Infatti, ancorché avessimo tentato numerose volte di interloquire con i tre principali sindacati Cgil, Cisl e Uil – scrivendo alle competenti segreterie delle sedi di Roma – mai c’è stato alcun riscontro. Trapela, tutt’al più, una malcelata insofferenza rispetto a quanto pubblicamente da noi denunciato. Pertanto, ipotizziamo che vi sia una precisa scelta sindacale di sostenere la crescita dell’azienda indipendentemente dagli interessi delle lavoratrici e dei lavoratori. Ciò desta notevoli preoccupazioni, e nel caso specifico della Cgil anche una certa perplessità: com’è possibile promuovere un referendum sul lavoro e allo stesso tempo fare “spallucce” dinanzi a un disastro occupazionale di tale portata?

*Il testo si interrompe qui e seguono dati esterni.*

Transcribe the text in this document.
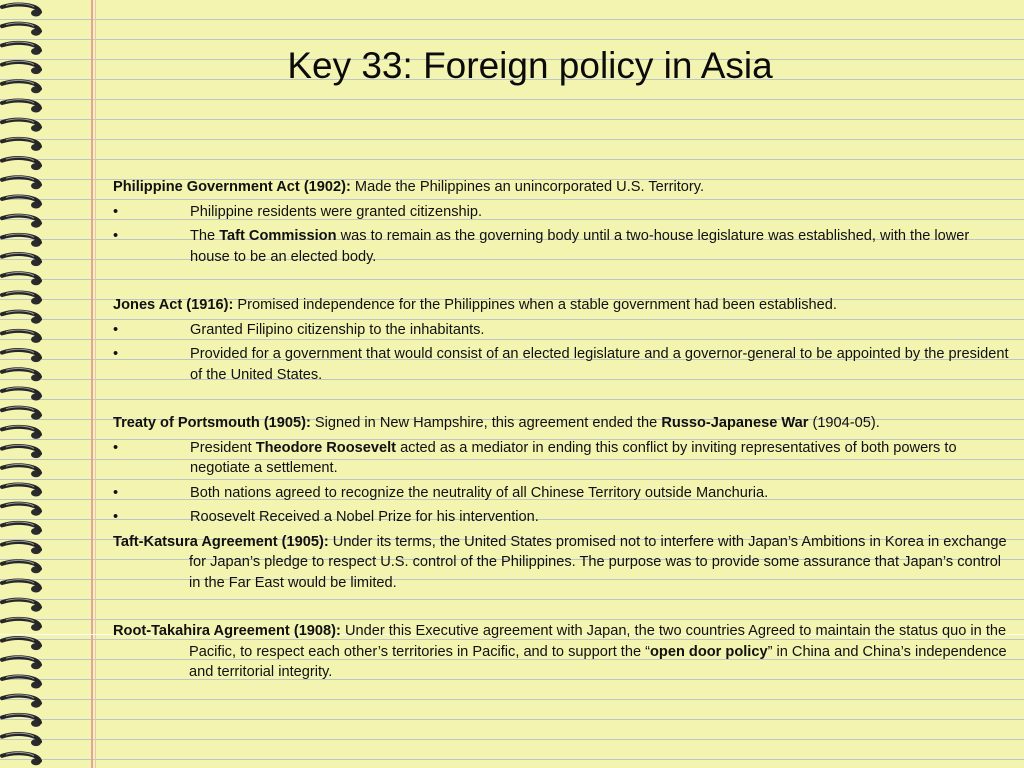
Key 33: Foreign policy in Asia

Philippine Government Act (1902): Made the Philippines an unincorporated U.S. Territory.

•	Philippine residents were granted citizenship.
•	The Taft Commission was to remain as the governing body until a two-house legislature was established, with the lower house to be an elected body.

Jones Act (1916): Promised independence for the Philippines when a stable government had been established.

•	Granted Filipino citizenship to the inhabitants.
•	Provided for a government that would consist of an elected legislature and a governor-general to be appointed by the president of the United States.

Treaty of Portsmouth (1905): Signed in New Hampshire, this agreement ended the Russo-Japanese War (1904-05).

•	President Theodore Roosevelt acted as a mediator in ending this conflict by inviting representatives of both powers to negotiate a settlement.
•	Both nations agreed to recognize the neutrality of all Chinese Territory outside Manchuria.
•	Roosevelt Received a Nobel Prize for his intervention.

Taft-Katsura Agreement (1905): Under its terms, the United States promised not to interfere with Japan’s Ambitions in Korea in exchange for Japan’s pledge to respect U.S. control of the Philippines. The purpose was to provide some assurance that Japan’s control in the Far East would be limited.

Root-Takahira Agreement (1908): Under this Executive agreement with Japan, the two countries Agreed to maintain the status quo in the Pacific, to respect each other’s territories in Pacific, and to support the “open door policy” in China and China’s independence and territorial integrity.
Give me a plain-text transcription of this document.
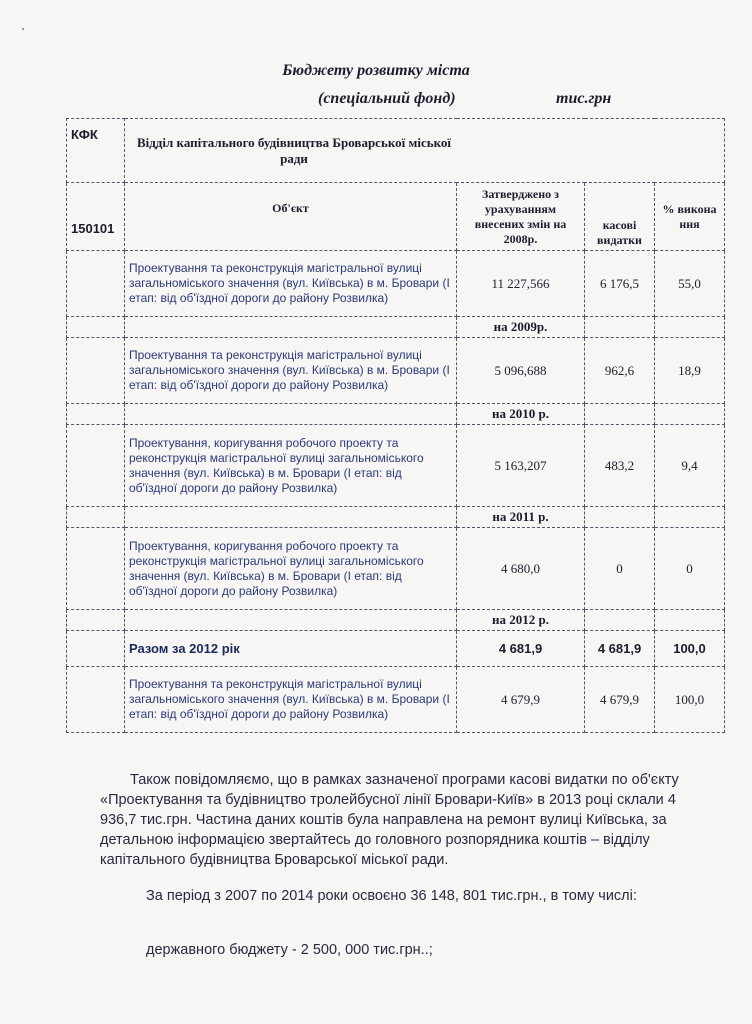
Бюджету розвитку міста
(спеціальний фонд)	тис.грн
КФК	Відділ капітального будівництва Броварської міської ради			

150101	Об'єкт	Затверджено з урахуванням внесених змін на 2008р.	касові видатки	% викона ння
	Проектування та реконструкція магістральної вулиці загальноміського значення (вул. Київська) в м. Бровари (І етап: від об'їздної дороги до району Розвилка)	11 227,566	6 176,5	55,0
		на 2009р.		
	Проектування та реконструкція магістральної вулиці загальноміського значення (вул. Київська) в м. Бровари (І етап: від об'їздної дороги до району Розвилка)	5 096,688	962,6	18,9
		на 2010 р.		
	Проектування, коригування робочого проекту та реконструкція магістральної вулиці загальноміського значення (вул. Київська) в м. Бровари (І етап: від об'їздної дороги до району Розвилка)	5 163,207	483,2	9,4
		на 2011 р.		
	Проектування, коригування робочого проекту та реконструкція магістральної вулиці загальноміського значення (вул. Київська) в м. Бровари (І етап: від об'їздної дороги до району Розвилка)	4 680,0	0	0
		на 2012 р.		
	Разом за 2012 рік	4 681,9	4 681,9	100,0
	Проектування та реконструкція магістральної вулиці загальноміського значення (вул. Київська) в м. Бровари (І етап: від об'їздної дороги до району Розвилка)	4 679,9	4 679,9	100,0
Також повідомляємо, що в рамках зазначеної програми касові видатки по об'єкту «Проектування та будівництво тролейбусної лінії Бровари-Київ» в 2013 році склали 4 936,7 тис.грн. Частина даних коштів була направлена на ремонт вулиці Київська, за детальною інформацією звертайтесь до головного розпорядника коштів – відділу капітального будівництва Броварської міської ради.
За період з 2007 по 2014 роки освоєно 36 148, 801 тис.грн., в тому числі:
державного бюджету - 2 500, 000 тис.грн..;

Sul punto, emerge una evidente responsabilità politica. Ci preme, infatti, evidenziare che, tra centinaia di parlamentari della Repubblica italiana, la stragrande maggioranza di loro preferisce voltarsi dall’altra parte. Eccezion fatta per l’On. Aboubakar Soumahoro, fin dagli inizi al fianco del Movimento Lottiamo Insieme. E i deputati Antonino Iaria e Andrea Casu, rispettivamente del M5s e Pd, coinvolti nell’ambito del convegno «Essere precari stanca», tenutosi nei giorni scorsi in Parlamento, in cui è stata rimarcata la necessità di dotarsi di un quadro giuridico-normativo per affrontare la precarietà nel lavoro.

In attesa di un gentile riscontro, porgiamo i nostri più cordiali saluti.